THE FLEET of seven piling rigs at St Pancras - ranging from a hightorque HT55 and BG30, down to low-head tripod units - has virtually formed Bachy Soletanche's entire arsenal of bored piling.The total 2,300 piles were delivered in 10 different diameters, from 270 mm to 2.1 m, and in lengths up to 40 m.
Around 350 mini-piles, averaging 300 mm in diameter, helped support temporary retaining walls, while over a dozen under-reamed piles, with 4.5 m-wide bells, allowed crucial end-bearing piles to stop well short of a major water ring main 30 m deep.
The critical path for the piling crews lay in the completion last month of the Thameslink cofferdam box surrounding a 365 m length of rail tunnel and requiring some 950 contiguous bored piles.The rail blockade from mid-September has allowed immediate excavation of the brick tunnel for conversion into a new underground station.
Original thoughts of completing the bulk of the box piling during the rail blockade would have demanded 11 rigs on site simultaneously. But an early start and a switch from planned secant to contiguous piles saw all but a few end piles installed by early September.

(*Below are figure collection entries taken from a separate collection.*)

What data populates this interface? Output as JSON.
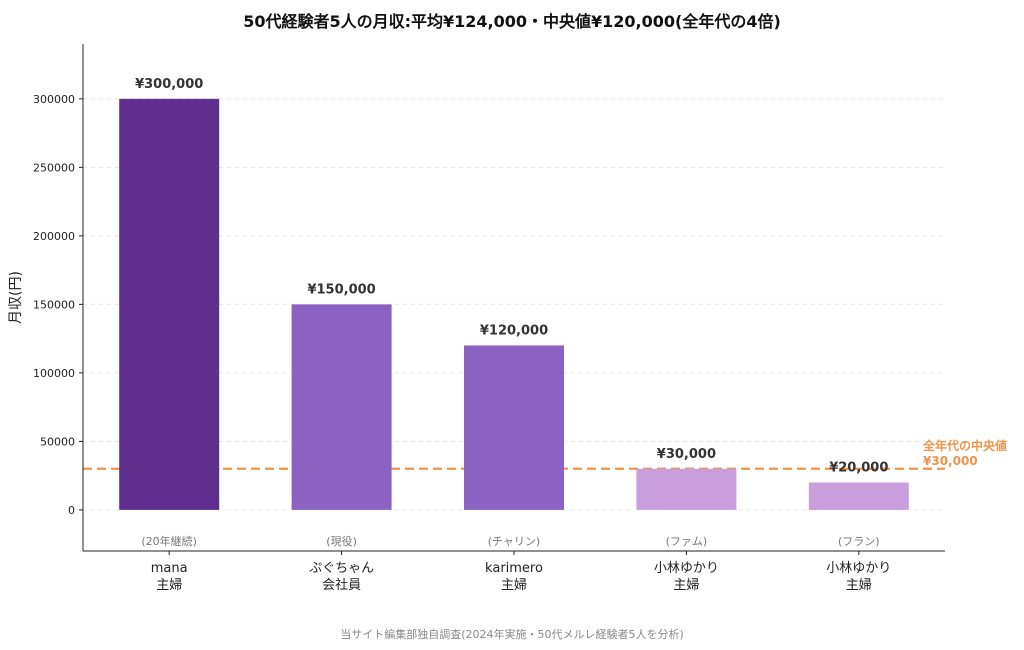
{
  "title": "50代経験者5人の月収:平均¥124,000・中央値¥120,000(全年代の4倍)",
  "source": "当サイト編集部独自調査(2024年実施・50代メルレ経験者5人を分析)",
  "colors": {
    "bar_dark": "#5e2f8e",
    "bar_mid": "#8b62c2",
    "bar_light": "#c89fdc",
    "median_line": "#f0944b",
    "grid": "#e6e6e6"
  },
  "chart_data": {
    "type": "bar",
    "ylabel": "月収(円)",
    "ylim": [
      -30000,
      340000
    ],
    "yticks": [
      0,
      50000,
      100000,
      150000,
      200000,
      250000,
      300000
    ],
    "ytick_labels": [
      "0",
      "50000",
      "100000",
      "150000",
      "200000",
      "250000",
      "300000"
    ],
    "grid": "horizontal-dashed",
    "bars": [
      {
        "name": "mana",
        "role": "主婦",
        "note": "(20年継続)",
        "value": 300000,
        "value_label": "¥300,000",
        "shade": "bar_dark"
      },
      {
        "name": "ぷぐちゃん",
        "role": "会社員",
        "note": "(現役)",
        "value": 150000,
        "value_label": "¥150,000",
        "shade": "bar_mid"
      },
      {
        "name": "karimero",
        "role": "主婦",
        "note": "(チャリン)",
        "value": 120000,
        "value_label": "¥120,000",
        "shade": "bar_mid"
      },
      {
        "name": "小林ゆかり",
        "role": "主婦",
        "note": "(ファム)",
        "value": 30000,
        "value_label": "¥30,000",
        "shade": "bar_light"
      },
      {
        "name": "小林ゆかり",
        "role": "主婦",
        "note": "(フラン)",
        "value": 20000,
        "value_label": "¥20,000",
        "shade": "bar_light"
      }
    ],
    "reference_line": {
      "value": 30000,
      "label_line1": "全年代の中央値",
      "label_line2": "¥30,000"
    }
  }
}
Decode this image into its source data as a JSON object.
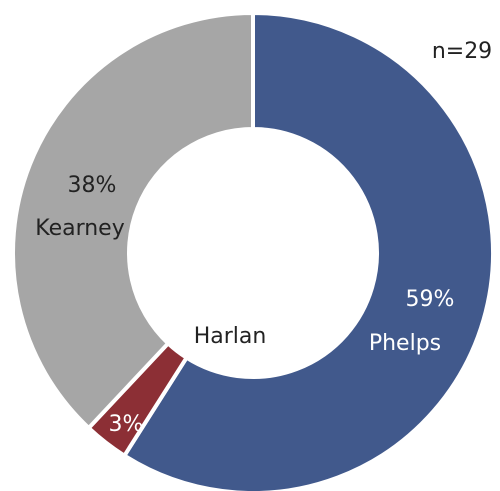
{
  "chart_data": {
    "type": "donut",
    "annotation": "n=29",
    "categories": [
      "Phelps",
      "Harlan",
      "Kearney"
    ],
    "values": [
      59,
      3,
      38
    ],
    "value_labels": [
      "59%",
      "3%",
      "38%"
    ],
    "colors": [
      "#41598c",
      "#8c2f35",
      "#a6a6a6"
    ]
  }
}
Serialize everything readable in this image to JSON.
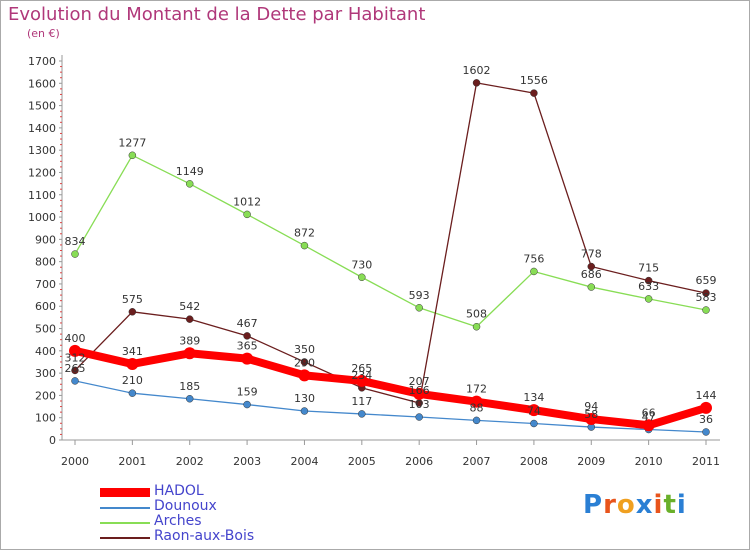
{
  "header": {
    "title": "Evolution du Montant de la Dette par Habitant",
    "unit": "(en €)"
  },
  "logo": {
    "text": "Proxiti",
    "colors": [
      "#2a7fd4",
      "#e8541c",
      "#f0a020",
      "#2a7fd4",
      "#e8541c",
      "#6ab02a",
      "#2a7fd4"
    ]
  },
  "chart_data": {
    "type": "line",
    "title": "Evolution du Montant de la Dette par Habitant",
    "subtitle": "(en €)",
    "xlabel": "",
    "ylabel": "",
    "x": [
      "2000",
      "2001",
      "2002",
      "2003",
      "2004",
      "2005",
      "2006",
      "2007",
      "2008",
      "2009",
      "2010",
      "2011"
    ],
    "yticks": [
      "0",
      "100",
      "200",
      "300",
      "400",
      "500",
      "600",
      "700",
      "800",
      "900",
      "1000",
      "1100",
      "1200",
      "1300",
      "1400",
      "1500",
      "1600",
      "1700"
    ],
    "ylim": [
      0,
      1700
    ],
    "grid": false,
    "legend_position": "bottom-left",
    "series": [
      {
        "name": "HADOL",
        "color": "#ff0000",
        "values": [
          400,
          341,
          389,
          365,
          290,
          265,
          207,
          172,
          134,
          94,
          66,
          144
        ]
      },
      {
        "name": "Dounoux",
        "color": "#4488cc",
        "values": [
          265,
          210,
          185,
          159,
          130,
          117,
          103,
          88,
          74,
          58,
          47,
          36
        ]
      },
      {
        "name": "Arches",
        "color": "#88dd55",
        "values": [
          834,
          1277,
          1149,
          1012,
          872,
          730,
          593,
          508,
          756,
          686,
          633,
          583
        ]
      },
      {
        "name": "Raon-aux-Bois",
        "color": "#6b1e1e",
        "values": [
          312,
          575,
          542,
          467,
          350,
          234,
          166,
          1602,
          1556,
          778,
          715,
          659
        ]
      }
    ]
  }
}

Piling was allowed just 300 mm from the live Thameslink tunnel and within 1 m of large, equally live, gas and water mains, but only after lots of 'owner reassurance', including rigorous structure-condition monitoring, trial pits and location probing.
Wet piles were bored through a hydrocarbon polymer fluid.This was used rather than bentonite, which can cake around pile perimeters, affecting capacity.The polymer's long chemical chain formed a mesh around each pile bore, which is then broken down over time, so as not to affect pile strength.

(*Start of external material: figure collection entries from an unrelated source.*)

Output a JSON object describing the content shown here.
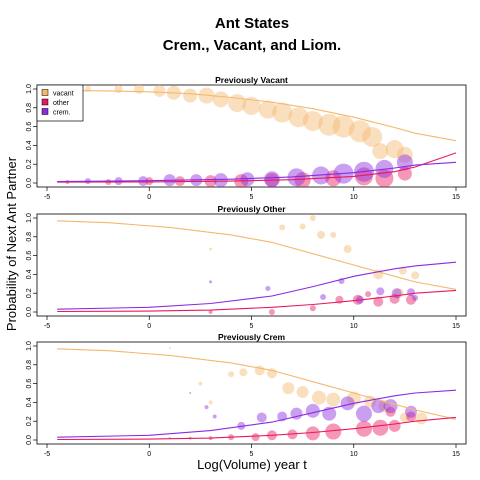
{
  "title": [
    "Ant States",
    "Crem., Vacant, and Liom."
  ],
  "xlabel": "Log(Volume) year t",
  "ylabel": "Probability of Next Ant Partner",
  "legend": [
    {
      "name": "vacant",
      "color": "#F5B86E"
    },
    {
      "name": "other",
      "color": "#E8195E"
    },
    {
      "name": "crem.",
      "color": "#8A2BE2"
    }
  ],
  "chart_data": [
    {
      "type": "scatter",
      "title": "Previously Vacant",
      "xlim": [
        -5,
        15
      ],
      "ylim": [
        0,
        1
      ],
      "xticks": [
        -5,
        0,
        5,
        10,
        15
      ],
      "yticks": [
        "0.0",
        "0.2",
        "0.4",
        "0.6",
        "0.8",
        "1.0"
      ],
      "legend_position": "top-left",
      "series": [
        {
          "name": "vacant",
          "color": "#F5B86E",
          "curve": [
            [
              -4.5,
              0.985
            ],
            [
              -2,
              0.98
            ],
            [
              0,
              0.97
            ],
            [
              2,
              0.95
            ],
            [
              4,
              0.91
            ],
            [
              6,
              0.86
            ],
            [
              8,
              0.79
            ],
            [
              10,
              0.7
            ],
            [
              12,
              0.59
            ],
            [
              13,
              0.53
            ],
            [
              15,
              0.45
            ]
          ],
          "points": [
            [
              -3,
              1.0,
              3
            ],
            [
              -1.5,
              1.0,
              4
            ],
            [
              -0.5,
              1.0,
              5
            ],
            [
              0.5,
              0.98,
              6
            ],
            [
              1.2,
              0.96,
              7
            ],
            [
              2,
              0.93,
              7
            ],
            [
              2.8,
              0.93,
              8
            ],
            [
              3.5,
              0.89,
              8
            ],
            [
              4.3,
              0.85,
              9
            ],
            [
              5,
              0.82,
              9
            ],
            [
              5.8,
              0.78,
              9
            ],
            [
              6.5,
              0.75,
              10
            ],
            [
              7.3,
              0.7,
              10
            ],
            [
              8,
              0.66,
              10
            ],
            [
              8.8,
              0.62,
              11
            ],
            [
              9.5,
              0.6,
              11
            ],
            [
              10.3,
              0.55,
              11
            ],
            [
              10.9,
              0.49,
              10
            ],
            [
              11.3,
              0.34,
              8
            ],
            [
              12,
              0.36,
              9
            ],
            [
              12.5,
              0.3,
              8
            ]
          ]
        },
        {
          "name": "other",
          "color": "#E8195E",
          "curve": [
            [
              -4.5,
              0.01
            ],
            [
              0,
              0.012
            ],
            [
              4,
              0.02
            ],
            [
              7,
              0.035
            ],
            [
              10,
              0.07
            ],
            [
              12,
              0.12
            ],
            [
              13,
              0.17
            ],
            [
              15,
              0.32
            ]
          ],
          "points": [
            [
              -4,
              0.01,
              2
            ],
            [
              -2,
              0.01,
              3
            ],
            [
              0,
              0.02,
              4
            ],
            [
              1.5,
              0.02,
              5
            ],
            [
              3,
              0.02,
              6
            ],
            [
              4.5,
              0.02,
              7
            ],
            [
              6,
              0.03,
              7
            ],
            [
              7.5,
              0.03,
              8
            ],
            [
              9,
              0.05,
              8
            ],
            [
              10.5,
              0.07,
              9
            ],
            [
              11.5,
              0.05,
              9
            ],
            [
              12.5,
              0.1,
              7
            ]
          ]
        },
        {
          "name": "crem.",
          "color": "#8A2BE2",
          "curve": [
            [
              -4.5,
              0.015
            ],
            [
              0,
              0.025
            ],
            [
              4,
              0.04
            ],
            [
              7,
              0.065
            ],
            [
              10,
              0.11
            ],
            [
              12,
              0.16
            ],
            [
              13,
              0.19
            ],
            [
              15,
              0.22
            ]
          ],
          "points": [
            [
              -3,
              0.02,
              3
            ],
            [
              -1.5,
              0.02,
              4
            ],
            [
              -0.3,
              0.02,
              5
            ],
            [
              1,
              0.03,
              6
            ],
            [
              2.3,
              0.03,
              6
            ],
            [
              3.5,
              0.03,
              7
            ],
            [
              4.8,
              0.04,
              7
            ],
            [
              6,
              0.04,
              8
            ],
            [
              7.2,
              0.06,
              9
            ],
            [
              8.4,
              0.08,
              9
            ],
            [
              9.5,
              0.1,
              10
            ],
            [
              10.5,
              0.12,
              10
            ],
            [
              11.5,
              0.15,
              9
            ],
            [
              12.5,
              0.22,
              8
            ]
          ]
        }
      ]
    },
    {
      "type": "scatter",
      "title": "Previously Other",
      "xlim": [
        -5,
        15
      ],
      "ylim": [
        0,
        1
      ],
      "xticks": [
        -5,
        0,
        5,
        10,
        15
      ],
      "yticks": [
        "0.0",
        "0.2",
        "0.4",
        "0.6",
        "0.8",
        "1.0"
      ],
      "series": [
        {
          "name": "vacant",
          "color": "#F5B86E",
          "curve": [
            [
              -4.5,
              0.97
            ],
            [
              -2,
              0.95
            ],
            [
              1,
              0.9
            ],
            [
              4,
              0.82
            ],
            [
              6,
              0.74
            ],
            [
              8,
              0.62
            ],
            [
              10,
              0.5
            ],
            [
              12,
              0.38
            ],
            [
              13,
              0.32
            ],
            [
              15,
              0.24
            ]
          ],
          "points": [
            [
              3,
              0.67,
              1.5
            ],
            [
              6.5,
              0.9,
              3
            ],
            [
              7.5,
              0.91,
              3
            ],
            [
              8,
              1.0,
              3
            ],
            [
              8.4,
              0.82,
              4
            ],
            [
              9,
              0.82,
              3
            ],
            [
              9.7,
              0.67,
              4
            ],
            [
              11.2,
              0.4,
              5
            ],
            [
              12.4,
              0.44,
              4
            ],
            [
              13,
              0.39,
              4
            ],
            [
              12.2,
              0.2,
              5
            ]
          ]
        },
        {
          "name": "other",
          "color": "#E8195E",
          "curve": [
            [
              -4.5,
              0.005
            ],
            [
              0,
              0.01
            ],
            [
              3,
              0.02
            ],
            [
              6,
              0.05
            ],
            [
              8,
              0.08
            ],
            [
              10,
              0.12
            ],
            [
              12,
              0.17
            ],
            [
              13,
              0.2
            ],
            [
              15,
              0.23
            ]
          ],
          "points": [
            [
              3,
              0.0,
              2
            ],
            [
              6,
              0.0,
              3
            ],
            [
              8,
              0.04,
              3
            ],
            [
              9.3,
              0.13,
              4
            ],
            [
              10.2,
              0.13,
              5
            ],
            [
              11.2,
              0.11,
              5
            ],
            [
              12,
              0.14,
              5
            ],
            [
              12.8,
              0.13,
              5
            ],
            [
              10.7,
              0.19,
              3
            ]
          ]
        },
        {
          "name": "crem.",
          "color": "#8A2BE2",
          "curve": [
            [
              -4.5,
              0.03
            ],
            [
              0,
              0.05
            ],
            [
              3,
              0.09
            ],
            [
              6,
              0.17
            ],
            [
              8,
              0.27
            ],
            [
              10,
              0.38
            ],
            [
              12,
              0.46
            ],
            [
              13,
              0.49
            ],
            [
              15,
              0.53
            ]
          ],
          "points": [
            [
              3,
              0.32,
              1.5
            ],
            [
              5.8,
              0.25,
              2.5
            ],
            [
              8.5,
              0.16,
              3
            ],
            [
              9.4,
              0.33,
              3
            ],
            [
              10.3,
              0.13,
              4
            ],
            [
              11.3,
              0.22,
              4
            ],
            [
              12.1,
              0.2,
              5
            ],
            [
              13,
              0.15,
              3
            ],
            [
              12.8,
              0.21,
              4
            ]
          ]
        }
      ]
    },
    {
      "type": "scatter",
      "title": "Previously Crem",
      "xlim": [
        -5,
        15
      ],
      "ylim": [
        0,
        1
      ],
      "xticks": [
        -5,
        0,
        5,
        10,
        15
      ],
      "yticks": [
        "0.0",
        "0.2",
        "0.4",
        "0.6",
        "0.8",
        "1.0"
      ],
      "series": [
        {
          "name": "vacant",
          "color": "#F5B86E",
          "curve": [
            [
              -4.5,
              0.97
            ],
            [
              -2,
              0.95
            ],
            [
              1,
              0.9
            ],
            [
              4,
              0.82
            ],
            [
              6,
              0.74
            ],
            [
              8,
              0.62
            ],
            [
              10,
              0.5
            ],
            [
              12,
              0.38
            ],
            [
              13,
              0.32
            ],
            [
              15,
              0.22
            ]
          ],
          "points": [
            [
              1,
              0.98,
              1
            ],
            [
              2.5,
              0.6,
              2
            ],
            [
              3,
              0.4,
              2
            ],
            [
              4,
              0.7,
              3
            ],
            [
              4.6,
              0.72,
              4
            ],
            [
              5.4,
              0.74,
              5
            ],
            [
              6,
              0.71,
              5
            ],
            [
              6.8,
              0.55,
              6
            ],
            [
              7.5,
              0.51,
              6
            ],
            [
              8.3,
              0.45,
              7
            ],
            [
              9,
              0.43,
              7
            ],
            [
              10,
              0.44,
              7
            ],
            [
              10.8,
              0.41,
              6
            ],
            [
              11.5,
              0.36,
              6
            ],
            [
              12.5,
              0.24,
              5
            ],
            [
              13.3,
              0.23,
              6
            ]
          ]
        },
        {
          "name": "other",
          "color": "#E8195E",
          "curve": [
            [
              -4.5,
              0.005
            ],
            [
              0,
              0.01
            ],
            [
              3,
              0.02
            ],
            [
              6,
              0.05
            ],
            [
              8,
              0.08
            ],
            [
              10,
              0.12
            ],
            [
              12,
              0.17
            ],
            [
              13,
              0.2
            ],
            [
              15,
              0.24
            ]
          ],
          "points": [
            [
              1,
              0.02,
              1
            ],
            [
              2,
              0.02,
              1.5
            ],
            [
              3,
              0.02,
              2
            ],
            [
              4,
              0.03,
              3
            ],
            [
              5.2,
              0.03,
              4
            ],
            [
              6,
              0.05,
              5
            ],
            [
              7,
              0.06,
              5
            ],
            [
              8,
              0.07,
              7
            ],
            [
              9,
              0.09,
              8
            ],
            [
              10.5,
              0.12,
              8
            ],
            [
              11.3,
              0.13,
              8
            ],
            [
              12,
              0.15,
              6
            ],
            [
              12.8,
              0.25,
              5
            ],
            [
              11.8,
              0.3,
              5
            ]
          ]
        },
        {
          "name": "crem.",
          "color": "#8A2BE2",
          "curve": [
            [
              -4.5,
              0.03
            ],
            [
              0,
              0.05
            ],
            [
              3,
              0.1
            ],
            [
              6,
              0.19
            ],
            [
              8,
              0.29
            ],
            [
              10,
              0.39
            ],
            [
              12,
              0.47
            ],
            [
              13,
              0.5
            ],
            [
              15,
              0.53
            ]
          ],
          "points": [
            [
              2,
              0.5,
              1
            ],
            [
              2.8,
              0.35,
              2
            ],
            [
              3.2,
              0.25,
              2
            ],
            [
              4.5,
              0.15,
              4
            ],
            [
              5.5,
              0.24,
              5
            ],
            [
              6.5,
              0.25,
              5
            ],
            [
              7.2,
              0.28,
              6
            ],
            [
              8,
              0.31,
              7
            ],
            [
              8.8,
              0.28,
              7
            ],
            [
              9.7,
              0.39,
              7
            ],
            [
              10.5,
              0.28,
              8
            ],
            [
              11.2,
              0.36,
              7
            ],
            [
              11.8,
              0.36,
              7
            ],
            [
              12.8,
              0.3,
              6
            ]
          ]
        }
      ]
    }
  ]
}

Among the project's last major piles were a cluster of seven up to 1.8 m in diameter.They were bored just a few days ago, about 39 m deep and passing within 2 m of live Tube lines.This was well within the normal exclusion zone for the Underground.To guarantee no distress to the Tube's aged cast-iron lining, RLE spent nearly three years proving its pile design with detailed testing and finite element analysis.
'With not much change from £1 million, they are the most expensive piles I have seen, ' says Bachy Soletanche's Chris Merridew.'But we have completed them with absolutely no perceivable distress to the Tube tunnels.'
Bachy takes the strain ON A CONTRACT demanding over £50 million of complex geotechnical work, the joint venture claims it is a big advantage to have a specialist foundation contractor on board as a main partner.
On similar major projects, foundation work is often subcontracted to a main contractor's piling division, but on the St Pancras contract the totally independent Bachy Soletanche is a full partner, sharing risk equally with Costain, O'Rourke and Emcor.
'The joint venture has accepted all ground risk, and in foundation work you only get one chance to be right, ' claims Chris Merridew, Bachy's senior manager on site and now the joint venture's civils director.
'Geotechnical engineers spend most of their working lives assessing risk, so hopefully we can make a sizeable contribution on this contract.'
The company is well used to such a role, as nearly half of last year's record £108 million turnover was achieved through similar main contractor roles, several in joint ventures.
At St Pancras, the Bachy team is as fully integrated on site as it is at director level. Even at the height of the piling programme, around twothirds of the company's site engineers were responsible for major civils structures rather than the piling operations.